What will I find when I return home?

The asteroids whizz past. My heart is empty.

In my subjective experience, this mission has lasted ten years and two hundred and seventy days. That is a total of three thousand, nine hundred and twenty-three days. I was thirty-seven years and fifteen days old, when this mission launched. The voyage is in its final phase, the slingshot round the outer planet complete.

Soon I will be home. Soon the grand mission will be over. All the data I have collected, and all the samples I took, will be unloaded, downloaded, digitally rendered and made available to the scientific community. They will be put into storage, and occasionally pieces will be shaved off, and prodded, poked, burned, dissolved, and irradiated in laboratories for decades to come. The endless process of science, man's great journey towards that ultimate goal of perfect knowledge of everything will be advanced to a shocking degree. I will be feted, invited onto talk shows, have serious articles written about me in scientific magazines and sunday supplements, and not-so-serious ones will be shown on television. My mission, and my career, will be a resounding success.

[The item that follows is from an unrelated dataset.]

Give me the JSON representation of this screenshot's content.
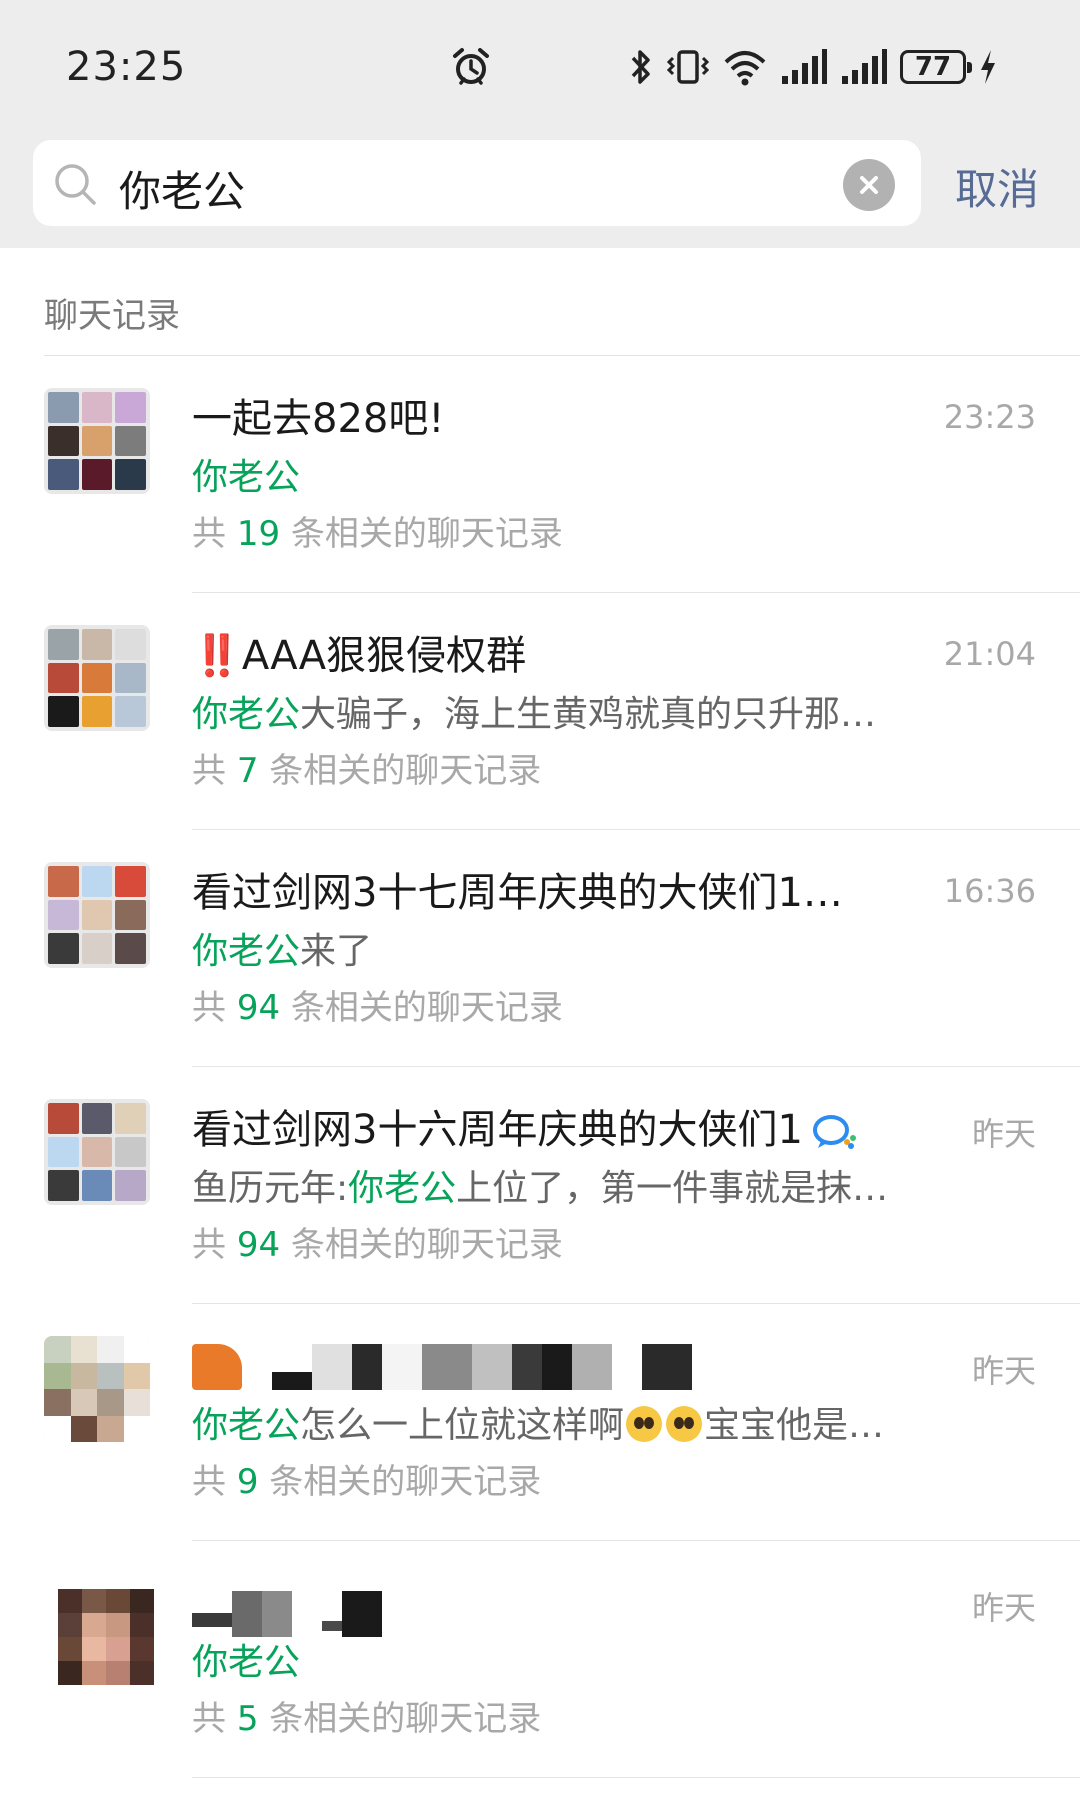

When I land, I will be thirty-eight years and two hundred and eighty-five days old, according to the passage of time as I perceived it.
Due to the effects of relativity, it will be fifty-four years and one hundred and sixty-one days since I was born. How old will that make me, I wonder? The question is a familiar one; many philosophers, psychologists, writers and others have speculated about this issue, and debated, to greater and lesser degrees of profundity, the effect that it would have on a man like me. I am privileged; I am an historic figure. When the effects of near lightspeed travel on time are explained to children, it is my life they shall use as an example. I will remain unique in this situation; for a number of reasons, no mission such as mine will be carried out again for quite some time.
Another person in a unique situation, is my wife.
We have been apart for a long time, but she has had longer to wait than me. I am Peter Pan, returned to Wendy's window, to find that she is ever so much older than twenty. She was younger than me, the naive foreign postgraduate marrying the glamorous all-american pilot. My country, to her, was fresh, and exciting. I showed it to her, and through her enthusiasm and her pure joy of living, I was made young.

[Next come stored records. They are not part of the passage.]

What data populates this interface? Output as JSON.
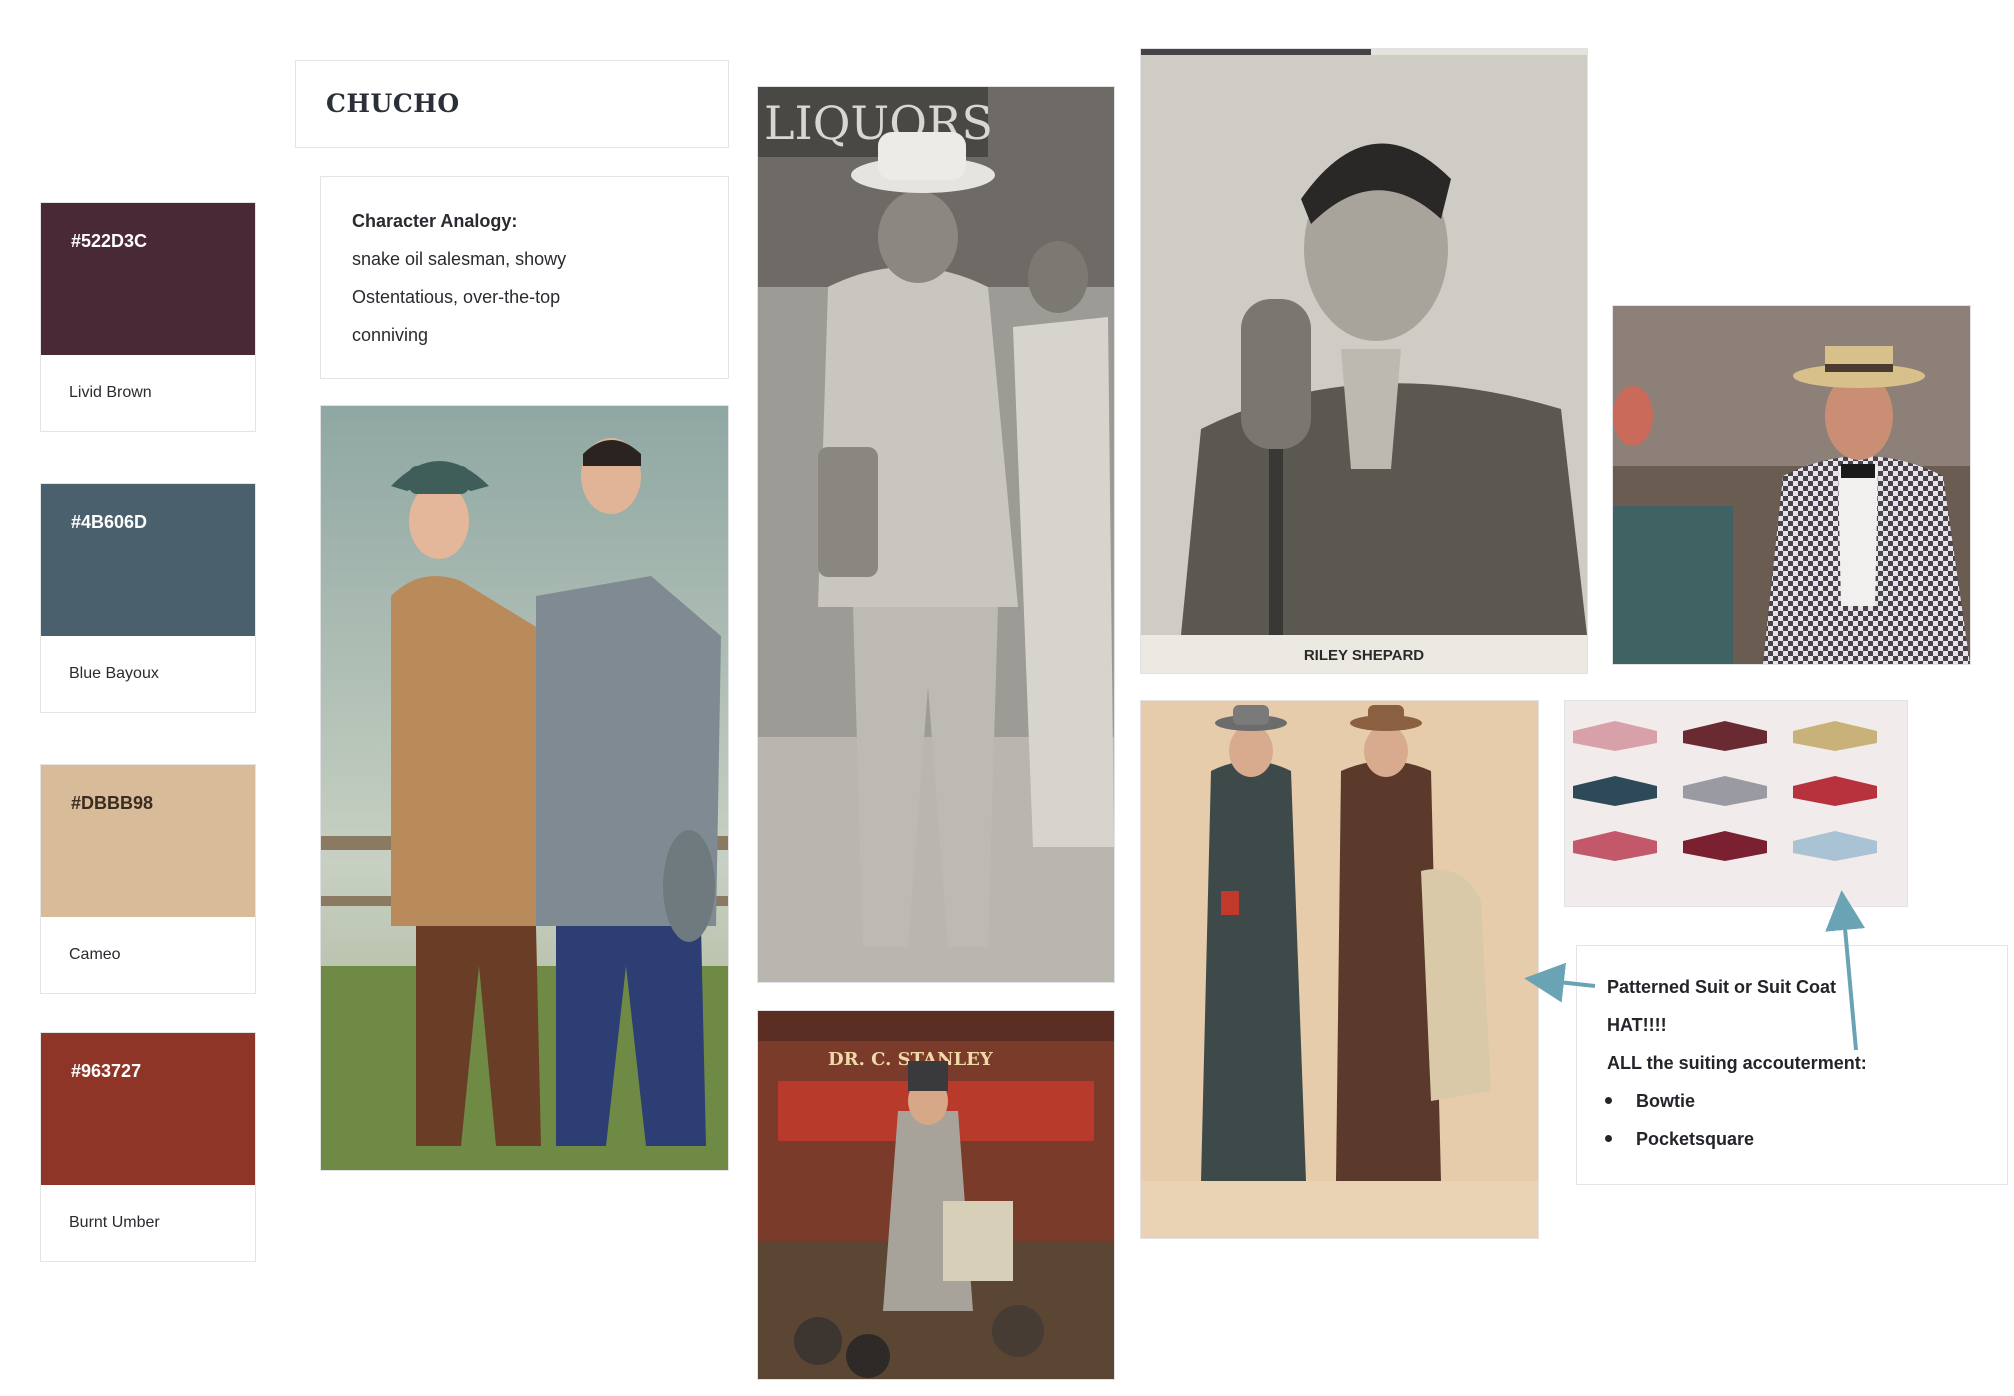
{
  "swatches": [
    {
      "hex": "#522D3C",
      "name": "Livid Brown",
      "color": "#4a2936"
    },
    {
      "hex": "#4B606D",
      "name": "Blue Bayoux",
      "color": "#4b606d"
    },
    {
      "hex": "#DBBB98",
      "name": "Cameo",
      "color": "#d8bb99"
    },
    {
      "hex": "#963727",
      "name": "Burnt Umber",
      "color": "#8e3527"
    }
  ],
  "board": {
    "title": "CHUCHO",
    "analogy": {
      "heading": "Character Analogy:",
      "lines": [
        "snake oil salesman, showy",
        "Ostentatious, over-the-top",
        "conniving"
      ]
    },
    "photos": {
      "riley_caption": "RILEY  SHEPARD",
      "storefront_sign": "LIQUORS",
      "medicine_show_sign": "DR. C. STANLEY"
    },
    "callout": {
      "line1": "Patterned Suit or Suit Coat",
      "line2": "HAT!!!!",
      "line3": "ALL the suiting accouterment:",
      "bullets": [
        "Bowtie",
        "Pocketsquare"
      ]
    },
    "arrow_color": "#6aa3b3"
  }
}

Now, it shall be her turn to teach me something new. As far as I know, she is waiting, and she is well. Two years ago (my time), radio contact was re-established on schedule.I have had conversations with her and others. Due to the time-delay, they have taken months to reach me. it was even longer for her. But she is well. Our son, deliberately conceived in the months before I left, is doing well at school, and looks like me, so she says. No pictures have been sent. None are allowed.

She looks forward to my return. As do I. Even knowing what I do.

Five years, (earth time) after I left on the mission, contact was made with the Skarin.